A working implementation of my real-time activity recognition system:

Times at which I perform the various activities: Squats - 0:20, Pushups- 0:40, Bicep curls - 1:04, Tricep extensions - 1:20, Walking - 1:41, Rest - 2:00.

How does it work?
The set up involves two iPhones: one is worn on my forearm (iPhone 4s) to capture motion, and the other (iPhone 6 - right corner of the video) displays the predicted activity.

The iPhone 4s is the brains of the operation. It captures my motion through the accelerometer and gyroscope sensors, transforms this raw data into meaningful input vectors, feeds them into a multi-layer neural network which then outputs a prediction. This value is then sent and displayed on the iPhone 6 via bluetooth. This whole process repeats every second to produce a local and real-time* activity recognition system.

*The recognition is not perfectly real-time. There is an inherent lag of ~3 to 4 seconds. This is because the system uses a 4-second window (with a sliding length of 1 second) to compute the input vectors for the neural network. Thus the system predicts the correct label approximately 3 to 4 seconds after an activity has been started.

What’s with the random predictions at times?
These random predictions have a pattern. They occur during the transitional periods between exercises. The neural network does not know about transitions, so it tries to fit an activity to the observed motion. As the motion during these periods is sporadic, the predictions jump from activity to activity.

The video shows the raw output of the neural network. In my project, I have addressed this problem by employing a simple accumulator strategy. The raw prediction of the neural network is fed into an accumulator which requires a threshold (i.e. a streak of x consistent predictions) to be met before changing its prediction to a new activity.

The app

The iOS application has three major functions:

Viewer: This view looks for devices running the app in 'Tracker' mode so it can connect and display the input it receives.
Tracker: Once the user hits 'Starts Tracking', this view performs the 'activity-recognition' part and then sends its output to devices running in the 'Viewer' mode.
Trainer: Allows the user to perform additional training on any activity. Once the user's motion has been captured, the neural network learns from this data to better adapt to the user's form.

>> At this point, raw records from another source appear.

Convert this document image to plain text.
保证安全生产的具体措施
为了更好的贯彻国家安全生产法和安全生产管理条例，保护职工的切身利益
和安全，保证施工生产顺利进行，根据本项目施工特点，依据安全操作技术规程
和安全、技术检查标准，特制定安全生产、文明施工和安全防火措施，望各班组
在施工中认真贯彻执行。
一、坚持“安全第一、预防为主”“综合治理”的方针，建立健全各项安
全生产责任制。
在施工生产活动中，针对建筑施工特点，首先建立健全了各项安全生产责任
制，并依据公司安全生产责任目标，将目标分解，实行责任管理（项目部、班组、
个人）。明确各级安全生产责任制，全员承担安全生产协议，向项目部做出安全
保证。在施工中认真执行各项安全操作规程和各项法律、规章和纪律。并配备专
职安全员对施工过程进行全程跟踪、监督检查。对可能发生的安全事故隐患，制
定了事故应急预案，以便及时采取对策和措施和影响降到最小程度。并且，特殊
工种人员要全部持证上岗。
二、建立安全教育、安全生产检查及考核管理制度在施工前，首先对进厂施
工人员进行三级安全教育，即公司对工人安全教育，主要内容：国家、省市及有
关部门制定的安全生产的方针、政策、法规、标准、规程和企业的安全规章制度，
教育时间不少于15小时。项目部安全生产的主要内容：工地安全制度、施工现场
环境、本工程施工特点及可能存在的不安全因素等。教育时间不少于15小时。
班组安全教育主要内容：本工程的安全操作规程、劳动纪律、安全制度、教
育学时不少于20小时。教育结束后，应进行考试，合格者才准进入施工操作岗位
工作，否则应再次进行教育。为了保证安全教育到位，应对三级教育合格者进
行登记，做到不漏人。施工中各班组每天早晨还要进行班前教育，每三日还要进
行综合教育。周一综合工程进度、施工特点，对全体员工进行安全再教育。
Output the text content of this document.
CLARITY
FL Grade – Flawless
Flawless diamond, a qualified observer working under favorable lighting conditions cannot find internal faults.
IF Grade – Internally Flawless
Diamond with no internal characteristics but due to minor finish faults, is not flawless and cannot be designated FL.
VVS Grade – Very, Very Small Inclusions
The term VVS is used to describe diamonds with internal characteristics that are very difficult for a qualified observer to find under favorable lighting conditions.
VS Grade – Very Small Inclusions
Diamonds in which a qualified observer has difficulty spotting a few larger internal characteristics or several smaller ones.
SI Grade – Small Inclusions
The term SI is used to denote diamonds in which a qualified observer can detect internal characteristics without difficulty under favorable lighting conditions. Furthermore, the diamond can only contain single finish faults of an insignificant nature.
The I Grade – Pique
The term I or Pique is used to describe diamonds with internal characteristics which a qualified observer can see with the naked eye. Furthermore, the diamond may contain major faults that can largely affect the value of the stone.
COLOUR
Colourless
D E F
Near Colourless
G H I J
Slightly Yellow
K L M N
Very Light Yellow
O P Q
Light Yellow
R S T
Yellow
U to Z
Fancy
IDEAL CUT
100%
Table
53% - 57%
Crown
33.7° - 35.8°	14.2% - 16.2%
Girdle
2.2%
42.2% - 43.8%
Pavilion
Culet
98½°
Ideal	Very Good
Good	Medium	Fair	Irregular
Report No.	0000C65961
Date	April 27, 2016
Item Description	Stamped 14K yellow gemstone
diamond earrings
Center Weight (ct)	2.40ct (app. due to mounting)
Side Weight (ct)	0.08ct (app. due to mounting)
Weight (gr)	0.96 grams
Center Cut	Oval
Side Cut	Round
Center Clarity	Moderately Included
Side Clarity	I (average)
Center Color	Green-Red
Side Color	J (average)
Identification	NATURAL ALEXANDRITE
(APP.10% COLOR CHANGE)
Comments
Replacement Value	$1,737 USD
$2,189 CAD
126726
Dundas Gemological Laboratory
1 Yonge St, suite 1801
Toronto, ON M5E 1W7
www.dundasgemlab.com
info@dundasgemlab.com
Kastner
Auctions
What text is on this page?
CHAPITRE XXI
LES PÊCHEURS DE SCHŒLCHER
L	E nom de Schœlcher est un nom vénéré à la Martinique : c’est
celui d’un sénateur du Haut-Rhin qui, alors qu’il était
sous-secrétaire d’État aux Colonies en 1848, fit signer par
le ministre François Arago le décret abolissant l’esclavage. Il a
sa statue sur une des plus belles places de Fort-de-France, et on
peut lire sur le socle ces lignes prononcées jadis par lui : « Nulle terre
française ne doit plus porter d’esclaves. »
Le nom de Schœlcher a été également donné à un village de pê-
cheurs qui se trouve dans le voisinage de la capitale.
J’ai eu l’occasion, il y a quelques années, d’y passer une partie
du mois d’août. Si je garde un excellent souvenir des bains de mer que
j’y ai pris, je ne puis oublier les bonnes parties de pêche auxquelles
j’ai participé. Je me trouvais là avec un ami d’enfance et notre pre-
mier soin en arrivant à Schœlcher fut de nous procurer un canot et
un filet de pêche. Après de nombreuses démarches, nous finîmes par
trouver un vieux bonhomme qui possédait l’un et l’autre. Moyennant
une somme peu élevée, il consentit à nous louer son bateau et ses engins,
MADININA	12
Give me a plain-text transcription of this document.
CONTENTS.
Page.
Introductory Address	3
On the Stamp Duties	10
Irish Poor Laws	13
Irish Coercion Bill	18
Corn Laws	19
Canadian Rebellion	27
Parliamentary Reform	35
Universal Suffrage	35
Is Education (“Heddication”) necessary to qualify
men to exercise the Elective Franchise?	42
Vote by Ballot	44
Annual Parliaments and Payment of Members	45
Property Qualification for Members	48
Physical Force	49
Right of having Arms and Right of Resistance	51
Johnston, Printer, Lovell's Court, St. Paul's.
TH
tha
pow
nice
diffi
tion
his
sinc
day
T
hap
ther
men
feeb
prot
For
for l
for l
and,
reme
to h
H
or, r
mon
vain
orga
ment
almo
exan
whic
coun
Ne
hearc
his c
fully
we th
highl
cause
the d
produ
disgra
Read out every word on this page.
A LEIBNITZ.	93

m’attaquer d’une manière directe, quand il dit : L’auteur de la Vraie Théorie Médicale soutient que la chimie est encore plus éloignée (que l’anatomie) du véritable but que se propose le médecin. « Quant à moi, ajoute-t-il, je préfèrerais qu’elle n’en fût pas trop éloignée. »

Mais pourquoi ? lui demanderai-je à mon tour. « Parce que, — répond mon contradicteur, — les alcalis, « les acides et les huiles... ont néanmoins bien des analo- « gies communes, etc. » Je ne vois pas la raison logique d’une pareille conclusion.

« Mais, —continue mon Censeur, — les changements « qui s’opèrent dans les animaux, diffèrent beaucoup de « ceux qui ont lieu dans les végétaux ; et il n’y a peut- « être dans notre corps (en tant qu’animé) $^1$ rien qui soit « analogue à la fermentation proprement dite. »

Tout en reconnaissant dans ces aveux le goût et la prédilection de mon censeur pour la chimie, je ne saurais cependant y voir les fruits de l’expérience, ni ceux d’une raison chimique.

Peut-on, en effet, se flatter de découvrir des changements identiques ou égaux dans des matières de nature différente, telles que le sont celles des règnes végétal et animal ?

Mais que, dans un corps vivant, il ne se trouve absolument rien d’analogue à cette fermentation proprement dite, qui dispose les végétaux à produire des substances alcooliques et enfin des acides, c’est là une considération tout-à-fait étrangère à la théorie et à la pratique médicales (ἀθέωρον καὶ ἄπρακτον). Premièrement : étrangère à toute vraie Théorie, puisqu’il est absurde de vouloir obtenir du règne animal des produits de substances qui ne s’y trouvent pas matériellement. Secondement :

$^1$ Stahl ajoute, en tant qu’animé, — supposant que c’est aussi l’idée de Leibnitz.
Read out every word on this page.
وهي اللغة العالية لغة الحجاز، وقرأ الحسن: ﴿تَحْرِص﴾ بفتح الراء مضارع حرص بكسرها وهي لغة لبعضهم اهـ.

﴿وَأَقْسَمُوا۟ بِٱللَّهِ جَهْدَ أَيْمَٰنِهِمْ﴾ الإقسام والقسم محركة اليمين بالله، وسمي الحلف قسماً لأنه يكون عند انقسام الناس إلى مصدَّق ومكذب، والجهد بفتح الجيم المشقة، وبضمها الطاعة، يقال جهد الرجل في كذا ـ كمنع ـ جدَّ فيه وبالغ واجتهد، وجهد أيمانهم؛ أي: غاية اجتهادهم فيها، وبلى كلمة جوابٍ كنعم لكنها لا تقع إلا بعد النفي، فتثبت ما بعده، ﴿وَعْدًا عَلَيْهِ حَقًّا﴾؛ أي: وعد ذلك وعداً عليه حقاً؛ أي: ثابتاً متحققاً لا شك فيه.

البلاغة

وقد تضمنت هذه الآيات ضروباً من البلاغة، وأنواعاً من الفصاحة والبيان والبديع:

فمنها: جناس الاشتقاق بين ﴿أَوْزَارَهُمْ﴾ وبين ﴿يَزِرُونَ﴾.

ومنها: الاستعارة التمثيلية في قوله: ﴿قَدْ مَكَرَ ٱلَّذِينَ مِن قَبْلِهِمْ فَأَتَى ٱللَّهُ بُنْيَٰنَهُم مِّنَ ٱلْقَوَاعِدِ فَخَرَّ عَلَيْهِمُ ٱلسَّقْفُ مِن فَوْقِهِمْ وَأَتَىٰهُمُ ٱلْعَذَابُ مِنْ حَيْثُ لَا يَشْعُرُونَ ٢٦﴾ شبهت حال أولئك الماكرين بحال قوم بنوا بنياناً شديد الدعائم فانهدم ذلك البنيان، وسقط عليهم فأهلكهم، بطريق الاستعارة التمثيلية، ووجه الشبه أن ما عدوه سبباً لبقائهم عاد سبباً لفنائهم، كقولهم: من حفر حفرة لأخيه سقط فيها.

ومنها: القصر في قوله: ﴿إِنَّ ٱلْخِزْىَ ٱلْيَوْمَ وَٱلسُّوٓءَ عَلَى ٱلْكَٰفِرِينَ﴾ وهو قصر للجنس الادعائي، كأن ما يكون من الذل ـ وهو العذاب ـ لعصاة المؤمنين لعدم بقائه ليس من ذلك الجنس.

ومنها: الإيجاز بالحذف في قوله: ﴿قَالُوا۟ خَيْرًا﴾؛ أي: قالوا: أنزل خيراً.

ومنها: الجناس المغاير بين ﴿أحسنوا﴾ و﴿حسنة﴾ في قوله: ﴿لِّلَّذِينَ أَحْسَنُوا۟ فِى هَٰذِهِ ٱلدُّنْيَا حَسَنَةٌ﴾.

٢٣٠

Rationale for using a neural network
Neural networks provide a level of malleability that is very important for this project. The multi-layer network is implemented using online learning and this enables a level of personalisation. The neural network comes with a base training set (my training data) but the user is able to build on this by performing additional training. With this extra training the network can adapt and change to fit and match user's form.

This level of malleability is not available in decision trees. A decision tree would have to be re-built each time to accomodate additional training from the user. This is a relatively computationally expensive solution as the data set grows.

I experimented with a naive Bayes classifier and although it's quicker to build and has no optimisation step, the neural network had higher accuracy in almost all of the test scenarios.

Test results
The neural network has high accuracy on my activity data. It achieves accuracy levels of ~93% on a test circuit containing 5 exercises — with transitional periods removed. Such high accuracies are to be expected as it’s trained on my data. To test it out on another person, I recruited one of my friends to complete the same test circuit. The system achieved accuracy levels of 78% without additional training, and 92% with 30 seconds worth of additional training per activity. These results look promising but I’m going to conduct more tests with additional participants over the next week to see if the results are reproducible.

Some random/highly specific questions you may have:

Can it count repetitions for gym exercises?
Not yet. I would love to add that functionality but I haven't had time to tackle that problem yet.

Wouldn’t a better approach be to initially train the neural network on more than just one person?
That is a great point! In fact Microsoft’s research arm published a paper last year doing exactly that. Although they achieved great results, their initial training cohort consisted of 94 participants! I, as a one man team, can’t possibly duplicate that. This is why I created a system that can adapt, eliminating the need of Microsoft level resources.